In 1817 in the Chelsea Physic Gardens some roots were accidentally covered over with soil. Several weeks later they discovered the tender bright red blanched stems that had a superior flavour to the outdoor rhubarb, and so an industry in forcing rhubarb started initially around London.
Later a new rhubarb industry emerged in Yorkshire known as the rhubarb triangle from Leeds and Wakefield to Bradford. They had the best clay soils, a woollen industry to supply shoddy, an organic manure, a coal industry to supply cheap heating for the forcing sheds and a road and rail network to get the product to markets quickly. They also claim the superior flavour comes from their Yorkshire water, just as our whisky industry in Scotland relies on our pure highland burns.
During the last war its popularity faded as sugar imports were very restricted, but as countries recovered, it had a brief resurgence until cheap travel allowed the import of fresh new tropical fruit from all over the world. Rhubarb just could not compete.

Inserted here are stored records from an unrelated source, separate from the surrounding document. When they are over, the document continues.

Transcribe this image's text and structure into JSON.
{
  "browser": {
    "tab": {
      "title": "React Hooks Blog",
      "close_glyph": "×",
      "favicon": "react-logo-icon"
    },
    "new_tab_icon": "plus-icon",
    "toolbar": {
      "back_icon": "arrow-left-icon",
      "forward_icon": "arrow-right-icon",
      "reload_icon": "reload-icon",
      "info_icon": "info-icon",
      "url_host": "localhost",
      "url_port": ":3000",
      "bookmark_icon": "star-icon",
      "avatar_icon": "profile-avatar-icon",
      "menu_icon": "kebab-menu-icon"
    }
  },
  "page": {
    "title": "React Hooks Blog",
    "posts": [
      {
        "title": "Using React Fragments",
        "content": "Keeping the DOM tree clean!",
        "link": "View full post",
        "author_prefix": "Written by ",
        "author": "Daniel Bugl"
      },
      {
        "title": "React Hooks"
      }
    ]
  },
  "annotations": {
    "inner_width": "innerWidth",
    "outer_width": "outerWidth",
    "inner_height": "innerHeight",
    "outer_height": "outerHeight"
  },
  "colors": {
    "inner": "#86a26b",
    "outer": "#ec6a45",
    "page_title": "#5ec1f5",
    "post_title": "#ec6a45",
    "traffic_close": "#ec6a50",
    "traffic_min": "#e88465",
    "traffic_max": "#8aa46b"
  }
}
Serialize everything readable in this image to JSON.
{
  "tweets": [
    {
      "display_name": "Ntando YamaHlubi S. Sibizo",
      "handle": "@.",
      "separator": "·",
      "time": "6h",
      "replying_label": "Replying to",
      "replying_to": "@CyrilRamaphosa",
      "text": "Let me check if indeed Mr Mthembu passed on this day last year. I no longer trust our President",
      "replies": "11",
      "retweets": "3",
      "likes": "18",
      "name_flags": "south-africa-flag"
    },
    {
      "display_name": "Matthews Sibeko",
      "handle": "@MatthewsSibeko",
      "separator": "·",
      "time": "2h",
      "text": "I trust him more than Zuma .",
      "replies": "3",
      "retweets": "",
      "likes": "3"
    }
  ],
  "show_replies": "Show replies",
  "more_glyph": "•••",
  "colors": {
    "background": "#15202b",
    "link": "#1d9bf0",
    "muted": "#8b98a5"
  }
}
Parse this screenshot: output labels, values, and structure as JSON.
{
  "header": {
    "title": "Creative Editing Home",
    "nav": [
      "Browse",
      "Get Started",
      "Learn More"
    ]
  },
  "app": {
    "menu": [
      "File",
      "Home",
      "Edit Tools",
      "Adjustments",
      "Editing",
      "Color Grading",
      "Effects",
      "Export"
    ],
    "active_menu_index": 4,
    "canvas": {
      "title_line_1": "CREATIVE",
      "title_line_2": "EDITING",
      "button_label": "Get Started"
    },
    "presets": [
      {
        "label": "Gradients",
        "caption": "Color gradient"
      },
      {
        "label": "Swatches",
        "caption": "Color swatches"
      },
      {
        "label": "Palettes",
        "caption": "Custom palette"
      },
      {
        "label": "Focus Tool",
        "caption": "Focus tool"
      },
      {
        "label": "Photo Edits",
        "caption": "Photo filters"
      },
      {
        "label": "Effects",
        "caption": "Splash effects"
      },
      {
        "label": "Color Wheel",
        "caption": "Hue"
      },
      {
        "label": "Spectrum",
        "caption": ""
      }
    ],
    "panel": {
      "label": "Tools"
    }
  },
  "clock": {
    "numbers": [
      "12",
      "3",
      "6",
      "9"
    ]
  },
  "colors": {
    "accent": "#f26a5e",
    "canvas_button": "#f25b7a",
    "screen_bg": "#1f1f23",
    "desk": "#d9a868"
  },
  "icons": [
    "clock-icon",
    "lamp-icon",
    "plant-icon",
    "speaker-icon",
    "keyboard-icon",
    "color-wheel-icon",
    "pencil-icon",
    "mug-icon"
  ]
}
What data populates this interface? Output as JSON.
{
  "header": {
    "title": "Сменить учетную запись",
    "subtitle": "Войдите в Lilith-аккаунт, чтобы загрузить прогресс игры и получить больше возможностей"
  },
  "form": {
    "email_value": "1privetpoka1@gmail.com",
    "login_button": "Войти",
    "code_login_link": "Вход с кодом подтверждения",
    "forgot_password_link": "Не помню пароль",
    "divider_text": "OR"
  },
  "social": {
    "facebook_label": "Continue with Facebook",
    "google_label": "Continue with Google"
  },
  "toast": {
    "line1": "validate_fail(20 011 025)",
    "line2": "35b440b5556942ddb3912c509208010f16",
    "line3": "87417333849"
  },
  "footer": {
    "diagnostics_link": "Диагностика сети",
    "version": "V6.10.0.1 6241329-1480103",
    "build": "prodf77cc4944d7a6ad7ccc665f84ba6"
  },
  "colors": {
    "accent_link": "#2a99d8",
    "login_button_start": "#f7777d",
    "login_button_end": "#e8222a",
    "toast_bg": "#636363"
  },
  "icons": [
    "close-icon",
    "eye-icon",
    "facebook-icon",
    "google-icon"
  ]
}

However we are now turning full circle as food hygienists discover just how healthy rhubarb is. Almost every allotment plot holder now has his patch of rhubarb and demand is very strong as people are now very keen to live a healthy lifestyle.
Rhubarb roots and stems are high in anthraquinones, especially emodin and rhein, with both cathartic and laxative properties, and cooked stems have high levels of polyphenols, an anti cancer chemical. The roots also contain stilbenoid compounds useful in lowering blood sugar levels.
Research with rhubarb properties is covering gastric cancer, leukaemia, improvements to blood clotting, and reducing hypertension during pregnancy.
The high fibre content may help some people with high cholesterol levels. Some extracts appear to have anti-inflammatory and anti-allergy affects.
However the leaves are very toxic as they contain oxalic acid, so must never be eaten, but are perfect on the compost heap.
Ongoing worldwide research is covering a vast area of medical problems.
Rhubarb grows best on well drained but moisture retentive clay soils that have been well manured and deeply cultivated. They love moisture, heavy feeding and regular picking to encourage new leaves to continue to form. In mid summer any glut can be cut and stored in the freezer.
Crowns with two or three buds are planted out in winter about three feet apart in well prepared soil. They are usually planted in odd shady corners but actually grow better in full sun. Do not pick off any leaves in the first year. They will then grow and crop for up to five years before needing dug up, split up and replanted.
Timperley Early is the earliest variety, Stockbridge Arrow and Queen Victoria follow on and then Cawood Delight is a late but with the best deep red stems.
It is easy to extend the season by forcing some roots every year. Rhubarb needs a cold dormant period in winter to rest, so dig up mature roots after three to five years old in mid to late winter and place them somewhere in warm darkness. Keep them moist, but don’t water the stems otherwise they could rot. I use a space adjacent to my new compost heap which is warm, but another excellent spot is under the greenhouse staging with light excluded with black polythene. Sticks are ready for picking in four to six weeks. Always twist and pull them, do not cut them off.
When the crop is finished put the old crowns on the compost heap as they will be spent.
Rhubarb crumble, pies and tarts are most peoples favourite and stewed rhubarb with custard is heavenly, but these are well established so need no further mention.
However try rhubarb and fig jam. It is fantastic and so different from the normal traditional jams.
Then extend the recipes with a compote of rhubarb and blackcurrants or rhubarb and strawberries in the ratio of three times rhubarb to one portion of blackcurrants or strawberries. This compote can be used with breakfast muesli, or with desserts in custards, yoghurt or as a sauce with a dessert sponge, cake or tart.